Esta relación implica que el
capital inmovilizado "bajo el colchón" o girado al exterior equivale
exactamente al 31% de la inversión destinada a expandir la capacidad productiva
del país. El fenómeno opera como un drenaje constante de liquidez que
descapitaliza a las industrias locales y condena a la economía a un
estancamiento secular por falta de financiamiento genuino.

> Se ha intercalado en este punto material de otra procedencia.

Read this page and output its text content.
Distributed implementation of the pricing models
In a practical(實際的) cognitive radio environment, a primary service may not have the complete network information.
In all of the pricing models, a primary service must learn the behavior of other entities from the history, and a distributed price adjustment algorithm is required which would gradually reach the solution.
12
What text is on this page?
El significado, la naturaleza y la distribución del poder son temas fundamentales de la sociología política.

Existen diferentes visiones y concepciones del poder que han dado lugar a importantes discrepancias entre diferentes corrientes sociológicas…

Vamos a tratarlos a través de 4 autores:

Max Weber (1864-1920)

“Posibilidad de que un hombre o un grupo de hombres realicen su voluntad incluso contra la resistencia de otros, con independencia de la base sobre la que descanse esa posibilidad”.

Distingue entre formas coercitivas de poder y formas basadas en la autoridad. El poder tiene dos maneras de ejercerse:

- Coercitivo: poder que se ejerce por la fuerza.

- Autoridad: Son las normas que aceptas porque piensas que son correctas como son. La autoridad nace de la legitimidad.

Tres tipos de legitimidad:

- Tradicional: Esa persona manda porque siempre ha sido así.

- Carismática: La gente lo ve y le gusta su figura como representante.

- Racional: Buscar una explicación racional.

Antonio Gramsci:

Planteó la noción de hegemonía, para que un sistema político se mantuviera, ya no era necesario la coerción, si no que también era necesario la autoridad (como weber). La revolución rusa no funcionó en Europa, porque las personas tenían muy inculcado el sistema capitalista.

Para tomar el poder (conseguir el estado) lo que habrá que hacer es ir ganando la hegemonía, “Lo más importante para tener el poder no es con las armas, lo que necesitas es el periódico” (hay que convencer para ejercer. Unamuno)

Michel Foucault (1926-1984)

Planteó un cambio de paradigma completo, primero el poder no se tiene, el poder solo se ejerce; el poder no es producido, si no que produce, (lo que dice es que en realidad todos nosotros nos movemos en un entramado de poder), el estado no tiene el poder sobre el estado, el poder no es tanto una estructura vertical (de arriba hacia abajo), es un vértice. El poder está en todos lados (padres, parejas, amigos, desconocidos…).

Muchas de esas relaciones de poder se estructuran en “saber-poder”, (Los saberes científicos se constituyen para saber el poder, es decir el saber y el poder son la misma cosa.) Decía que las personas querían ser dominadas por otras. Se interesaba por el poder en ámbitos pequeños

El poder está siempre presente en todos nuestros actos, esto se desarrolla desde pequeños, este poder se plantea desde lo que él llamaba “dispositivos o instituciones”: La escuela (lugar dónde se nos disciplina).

La propensión histórica al
atesoramiento de moneda extranjera no es un rasgo cultural azaroso, sino la
respuesta racional de los agentes económicos ante una tradición sistémica de
violación de contratos por parte del Estado. La inflación crónica como erosión
del valor de la moneda, las reestructuraciones de deuda pública, la
discrecionalidad regulatoria y la lentitud del entramado judicial configuran un
escenario de profunda inseguridad jurídica donde el dólar funciona como el
único refugio disponible.
Para revertir este comportamiento
no bastan los discursos de reactivación; se requiere una reforma institucional
profunda que devuelva la previsibilidad al mediano plazo. Las soluciones de
fondo exigen la formalización de un esquema bimonetario que otorgue curso legal
definitivo al dólar y permita la celebración de contratos bajo dicha
denominación, eliminando de forma paulatina las restricciones cambiarias.
Asimismo, resulta imperativo blindar la independencia del BCRA mediante marcos normativos estrictos que penalicen penalmente a los funcionarios que autoricen el financiamiento directo al Tesoro Nacional. El espejo regional de Perú demuestra la efectividad de este enfoque: a pesar de atravesar una severa crisis política con cuatro presidentes en un solo período, la estricta autonomía de su banco central mantuvo el sol estable y preservó el crecimiento económico, una disociación entre conflicto político y estabilidad monetaria que la Argentina todavía no ha logrado edificar.